A total of 297 patients with pJIA had a 3-year visit (Step Up, n=190; Early Combination, n=76; Biologic First, n=31). At 3 years, researchers measured the percentage of children achieving clinically inactive disease off glucocorticoids, the clinical Juvenile Arthritis Disease Activity Score based on 10 joints (cJADAS10) inactive disease (defined as a score of ≤2.5), and clinical remission.
At 3 years, there was no difference between the 3 treatment groups in percentage of patients with clinically inactive disease and cJADAS10 inactive disease. However, more patients in the Early Combination vs Step Up group achieved clinical remission at any time in the study (Early Combination, 67.1% vs Step Up, 47.3%; P =.007) and spent a greater percentage of time in both clinically inactive disease (Early Combination, 39.2% vs Step Up, 27.3%; P =.006) and cJADAS10 inactive disease (Early Combination, 50.6% vs Step Up, 37.5%; P =.005).

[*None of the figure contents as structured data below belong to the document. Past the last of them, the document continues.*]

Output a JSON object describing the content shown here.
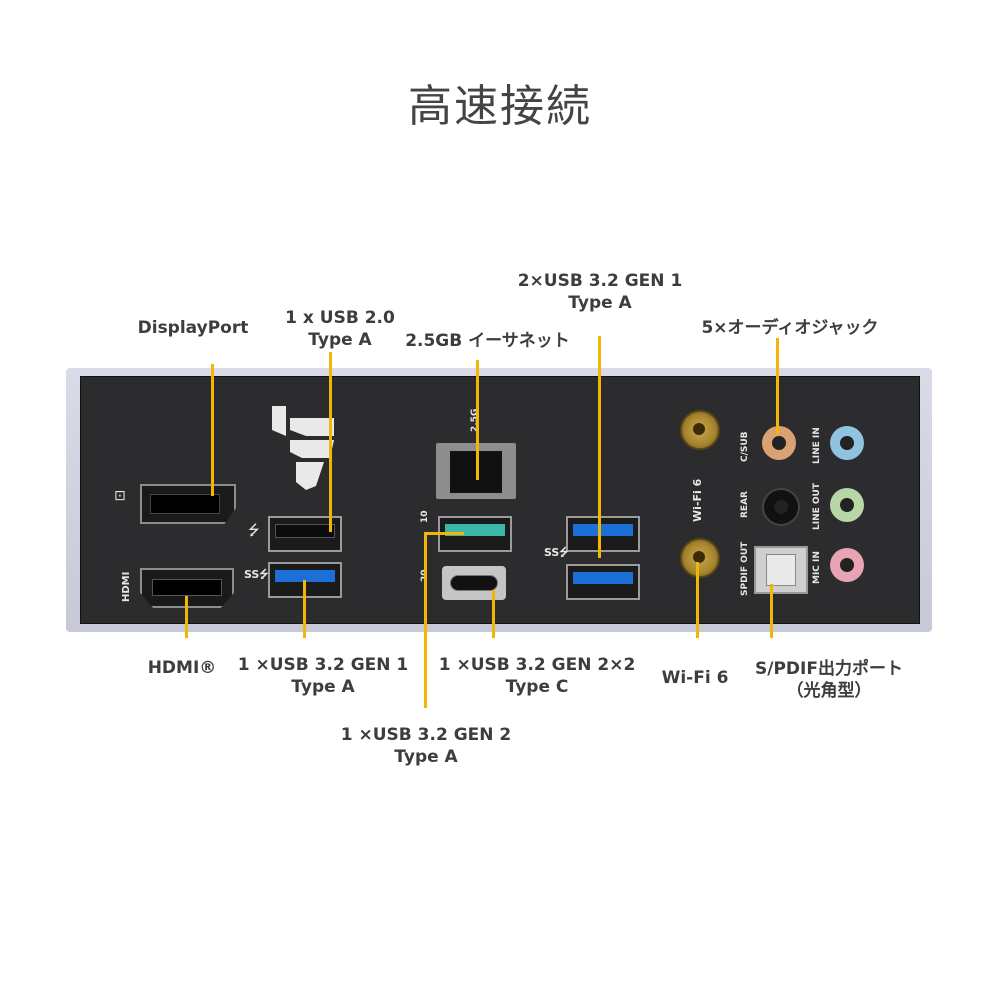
{
  "title": "高速接続",
  "labels": {
    "displayport": "DisplayPort",
    "usb20": [
      "1 x USB 2.0",
      "Type A"
    ],
    "ethernet": "2.5GB イーサネット",
    "usb32g1x2": [
      "2×USB 3.2 GEN 1",
      "Type A"
    ],
    "audio": "5×オーディオジャック",
    "hdmi": "HDMI®",
    "usb32g1": [
      "1 ×USB 3.2 GEN 1",
      "Type A"
    ],
    "usb32g2x2": [
      "1 ×USB 3.2 GEN 2×2",
      "Type C"
    ],
    "wifi": "Wi-Fi 6",
    "spdif": [
      "S/PDIF出力ポート",
      "（光角型）"
    ],
    "usb32g2": [
      "1 ×USB 3.2 GEN 2",
      "Type A"
    ]
  },
  "silkscreen": {
    "hdmi": "HDMI",
    "lan": "2.5G",
    "wifi": "Wi-Fi 6",
    "csub": "C/SUB",
    "rear": "REAR",
    "spdif_out": "SPDIF OUT",
    "line_in": "LINE IN",
    "line_out": "LINE OUT",
    "mic_in": "MIC IN",
    "ss10": "10",
    "ss20": "20"
  },
  "colors": {
    "accent_line": "#f2b705",
    "plate": "#2c2c2e",
    "usb_blue": "#1b6fd6",
    "usb_teal": "#3ab7a6",
    "jack_orange": "#d9a273",
    "jack_blue": "#8fc3e0",
    "jack_green": "#b9d6a6",
    "jack_pink": "#e8a4b4"
  }
}
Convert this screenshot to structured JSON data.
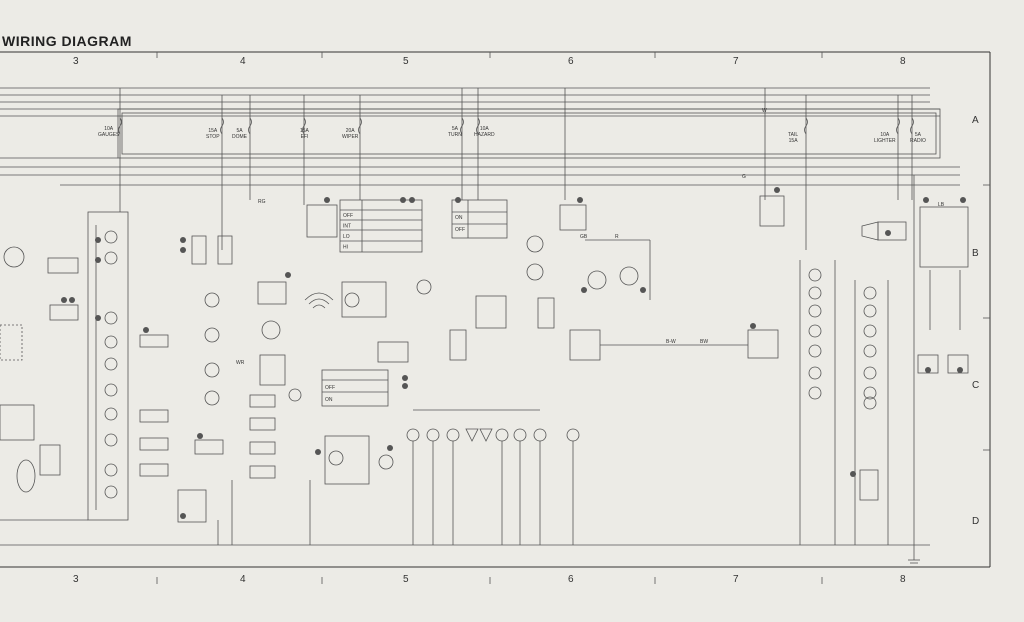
{
  "title": "WIRING DIAGRAM",
  "top_columns": [
    "3",
    "4",
    "5",
    "6",
    "7",
    "8"
  ],
  "bottom_columns": [
    "3",
    "4",
    "5",
    "6",
    "7",
    "8"
  ],
  "rows": [
    "A",
    "B",
    "C",
    "D"
  ],
  "fuses": [
    {
      "id": "gauges",
      "rating": "10A",
      "name": "GAUGES"
    },
    {
      "id": "stop",
      "rating": "15A",
      "name": "STOP"
    },
    {
      "id": "dome",
      "rating": "5A",
      "name": "DOME"
    },
    {
      "id": "efi",
      "rating": "15A",
      "name": "EFI"
    },
    {
      "id": "wiper",
      "rating": "20A",
      "name": "WIPER"
    },
    {
      "id": "turn",
      "rating": "5A",
      "name": "TURN"
    },
    {
      "id": "hazard",
      "rating": "10A",
      "name": "HAZARD"
    },
    {
      "id": "tail",
      "rating": "TAIL",
      "name": "15A"
    },
    {
      "id": "lighter",
      "rating": "10A",
      "name": "LIGHTER"
    },
    {
      "id": "radio",
      "rating": "5A",
      "name": "RADIO"
    }
  ],
  "switch_tables": [
    {
      "id": "wiper-switch",
      "rows": [
        "OFF",
        "INT",
        "LO",
        "HI"
      ]
    },
    {
      "id": "turn-switch",
      "rows": [
        "ON",
        "OFF"
      ]
    },
    {
      "id": "washer-switch",
      "rows": [
        "OFF",
        "ON"
      ]
    }
  ],
  "wire_colors": [
    "RG",
    "G",
    "GB",
    "B-W",
    "LB",
    "W",
    "R",
    "WR",
    "BW"
  ]
}
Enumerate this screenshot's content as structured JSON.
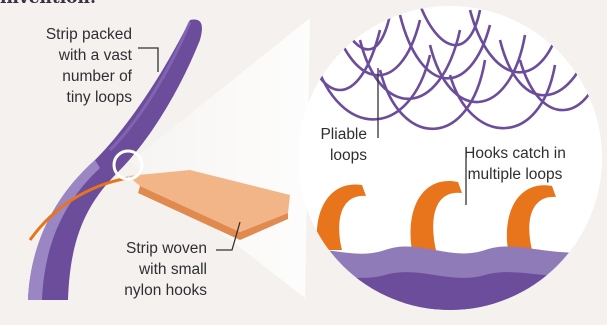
{
  "heading_fragment": "invention:",
  "labels": {
    "loops_strip": [
      "Strip packed",
      "with a vast",
      "number of",
      "tiny loops"
    ],
    "hooks_strip": [
      "Strip woven",
      "with small",
      "nylon hooks"
    ],
    "pliable_loops": [
      "Pliable",
      "loops"
    ],
    "hooks_catch": [
      "Hooks catch in",
      "multiple loops"
    ]
  },
  "colors": {
    "background": "#f4f1ee",
    "loop_purple": "#6b4d9c",
    "loop_purple_light": "#9b86c4",
    "hook_orange": "#e8741b",
    "hook_strip_peach": "#f2b587",
    "base_purple": "#8f7bb8"
  }
}
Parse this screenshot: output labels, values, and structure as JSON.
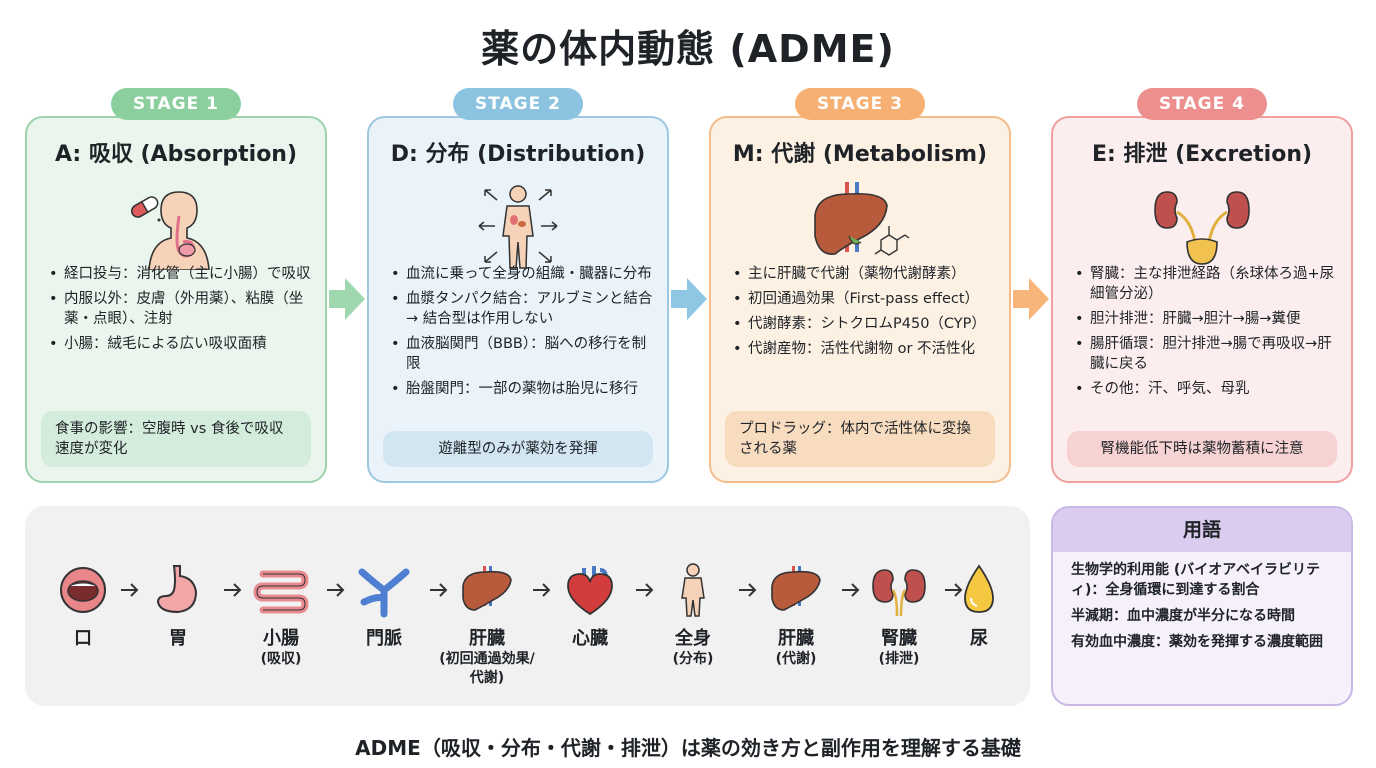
{
  "title": "薬の体内動態 (ADME)",
  "stages": [
    {
      "pill": "STAGE 1",
      "heading": "A: 吸収 (Absorption)",
      "icon": "person-swallowing-pill-icon",
      "bullets": [
        "経口投与：消化管（主に小腸）で吸収",
        "内服以外：皮膚（外用薬）、粘膜（坐薬・点眼）、注射",
        "小腸：絨毛による広い吸収面積"
      ],
      "note": "食事の影響：空腹時 vs 食後で吸収速度が変化"
    },
    {
      "pill": "STAGE 2",
      "heading": "D: 分布 (Distribution)",
      "icon": "body-distribution-icon",
      "bullets": [
        "血流に乗って全身の組織・臓器に分布",
        "血漿タンパク結合：アルブミンと結合 → 結合型は作用しない",
        "血液脳関門（BBB）：脳への移行を制限",
        "胎盤関門：一部の薬物は胎児に移行"
      ],
      "note": "遊離型のみが薬効を発揮"
    },
    {
      "pill": "STAGE 3",
      "heading": "M: 代謝 (Metabolism)",
      "icon": "liver-molecule-icon",
      "bullets": [
        "主に肝臓で代謝（薬物代謝酵素）",
        "初回通過効果（First-pass effect）",
        "代謝酵素：シトクロムP450（CYP）",
        "代謝産物：活性代謝物 or 不活性化"
      ],
      "note": "プロドラッグ：体内で活性体に変換される薬"
    },
    {
      "pill": "STAGE 4",
      "heading": "E: 排泄 (Excretion)",
      "icon": "kidneys-bladder-icon",
      "bullets": [
        "腎臓：主な排泄経路（糸球体ろ過+尿細管分泌）",
        "胆汁排泄：肝臓→胆汁→腸→糞便",
        "腸肝循環：胆汁排泄→腸で再吸収→肝臓に戻る",
        "その他：汗、呼気、母乳"
      ],
      "note": "腎機能低下時は薬物蓄積に注意"
    }
  ],
  "pathway": [
    {
      "label": "口",
      "sub": "",
      "icon": "mouth-icon"
    },
    {
      "label": "胃",
      "sub": "",
      "icon": "stomach-icon"
    },
    {
      "label": "小腸",
      "sub": "(吸収)",
      "icon": "small-intestine-icon"
    },
    {
      "label": "門脈",
      "sub": "",
      "icon": "portal-vein-icon"
    },
    {
      "label": "肝臓",
      "sub": "(初回通過効果/代謝)",
      "icon": "liver-icon"
    },
    {
      "label": "心臓",
      "sub": "",
      "icon": "heart-icon"
    },
    {
      "label": "全身",
      "sub": "(分布)",
      "icon": "body-icon"
    },
    {
      "label": "肝臓",
      "sub": "(代謝)",
      "icon": "liver-icon"
    },
    {
      "label": "腎臓",
      "sub": "(排泄)",
      "icon": "kidney-icon"
    },
    {
      "label": "尿",
      "sub": "",
      "icon": "urine-drop-icon"
    }
  ],
  "glossary": {
    "heading": "用語",
    "items": [
      "生物学的利用能 (バイオアベイラビリティ)：全身循環に到達する割合",
      "半減期：血中濃度が半分になる時間",
      "有効血中濃度：薬効を発揮する濃度範囲"
    ]
  },
  "footer": "ADME（吸収・分布・代謝・排泄）は薬の効き方と副作用を理解する基礎",
  "colors": {
    "absorption": "#8ccf9e",
    "distribution": "#8cc3e0",
    "metabolism": "#f6b073",
    "excretion": "#ee8f8f",
    "glossary": "#c9b8e6"
  }
}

The researchers noted that while “there were no significant differences between [patients with] pJIA in the 3 CTP groups in achieving [clinically inactive disease] or cJADAS10 ID at the 3 year timepoint,” concomitant initiation of a csDMARD and bDMARD significantly improved chances of clinical remission.
Disclosure: some study authors declared affiliations with biotech, pharmaceutical, and/or device companies. Please see the original reference for a full list of authors’ disclosures.
Kimura Y, Ringold S, Tomlinson G, et al. The childhood arthritis and rheumatology research alliance StartTime Optimization of Biologic Therapy in Polyarticular JIA (STOP-JIA) study: three-year outcomes. Presented at: ACR Convergence 2022; November 10 to 14; Philadelphia, PA. Abstract #1679.